Theofanidis’ “Northern Lights” premiere proves less than the sum of its multimedia parts
There are two kinds of people in the world: those who like visual film counterpoint to classical music events and those who find it distracting, unnecessary and, often, irrelevant.
The program for the Grant Park Music Festival’s penultimate weekend raised that conflict again Friday night at the Pritzker Pavilion. The first of two commissions to be heard in the final two weeks of the Chicago lakefront festival’s season was the world premiere of Christopher Theofanidis’s The Legend of the Northern Lights, performed by Carlos Kalmar and the Grant Park Orchestra.
With a live action component and video images projected on a massive screen behind the orchestra, Northern Lights is a co-commission between the Grant Park Music Festival, the Adler Planetarium, KV 265 (a Chicago-based nonprofit for “the communication of science through art”), and the Canadian Space Agency. (Was NASA too busy or just more artistically discerning?)
You might expect some artistic confusion as a result of four organizations with possibly nonparallel agendas, and you would be right. The Legend of the Northern Lights is a high-tech multimedia mess that doesn’t seem to know what it wants to be: a classical composition, a high-definition showpiece of nature and the galaxy, or a didactic educational film for schoolchildren.
The good news is that the musical side of things is the most successful element. Christopher Theofanidis is one of our most gifted composers and he has fashioned a work that manages to be engaging, substantial and smartly scored, accompanying the film’s images deftly while not being submerged by the overpowering video counterpoint. This music—which felt significantly shorter Friday than the 30-minute length stated in the program—is good enough to be retooled into a more concise concert work for orchestra sans images.

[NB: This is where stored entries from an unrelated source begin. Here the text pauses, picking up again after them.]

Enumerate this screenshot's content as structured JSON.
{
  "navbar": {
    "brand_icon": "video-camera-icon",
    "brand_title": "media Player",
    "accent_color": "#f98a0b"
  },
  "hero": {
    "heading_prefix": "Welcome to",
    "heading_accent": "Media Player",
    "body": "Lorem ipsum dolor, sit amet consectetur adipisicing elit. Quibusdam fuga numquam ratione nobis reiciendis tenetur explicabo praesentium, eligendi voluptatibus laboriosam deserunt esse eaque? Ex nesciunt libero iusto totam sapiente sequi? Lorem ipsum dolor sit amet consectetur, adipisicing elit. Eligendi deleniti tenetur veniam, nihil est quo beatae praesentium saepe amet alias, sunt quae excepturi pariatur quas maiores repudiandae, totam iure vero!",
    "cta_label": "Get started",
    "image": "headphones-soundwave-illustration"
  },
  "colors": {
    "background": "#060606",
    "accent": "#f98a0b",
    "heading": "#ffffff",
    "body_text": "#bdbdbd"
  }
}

The film is by Jose Francisco Salgado, an astronomer at the Adler Planetarium and (oddly enough) a cofounder of the sponsoring KV 275. Salgado’s visuals are often striking, especially the planetary and Northern Lights, though a few images appeared to be manipulated, as if the genuine pictures wouldn’t be quite astounding enough. Yet the disjunctive narrative fails to hold together. The would-be dramatic section of a nature spirit visiting a cabin at night seems to come from a ghost story wholly out of left field. And some of the outdoors scenes of the caribou and majestic moose recall CBC nature vignettes as parodied by SCTV (“The woodchuck hibernates in snowy climes.”).
The least successful element is the live introduction with a child asking his grandfather about the Northern Lights and planets. Though capably done by narrator Frank Babbitt and child actor Nicholas Black (son of concertmaster Jeremy Black), the scene feels grafted on to fulfill some educational precept by one of the commissioning agencies.
Carlos Kalmar kept the myriad elements together skillfully and the Grant Park Orchestra fulfilled the musical side solidly with fine violin solos by concertmaster Black.
For likely the first time in history, Rachmaninoff’s Symphony No. 2 was heard on the first half of the program.
One would think this big hour-long, chock-full-of-tunes canvas would be prime meat for Kalmar and the Grant Park Orchestra, but Friday night’s performance proved surprisingly mixed.
Kalmar’s caressing of the long lines seemed to fitfully impede momentum, the melodies too lovingly drawn out in the opening movement and the long-limbed Adagio, the latter unaided by a reedy clarinet solo. Balances seemed off with the corporate sonority sounding thin and lacking heft and definition at the bass end, likely from a bad electronic mix. The long and hectic summer rehearsal schedule told as well in more technical slips than we usually hear from these players.
Still, the Scherzo was aptly vigorous with the big middle tune rich and luxuriant and the finale proved most successful with driving energy and an impassioned coda.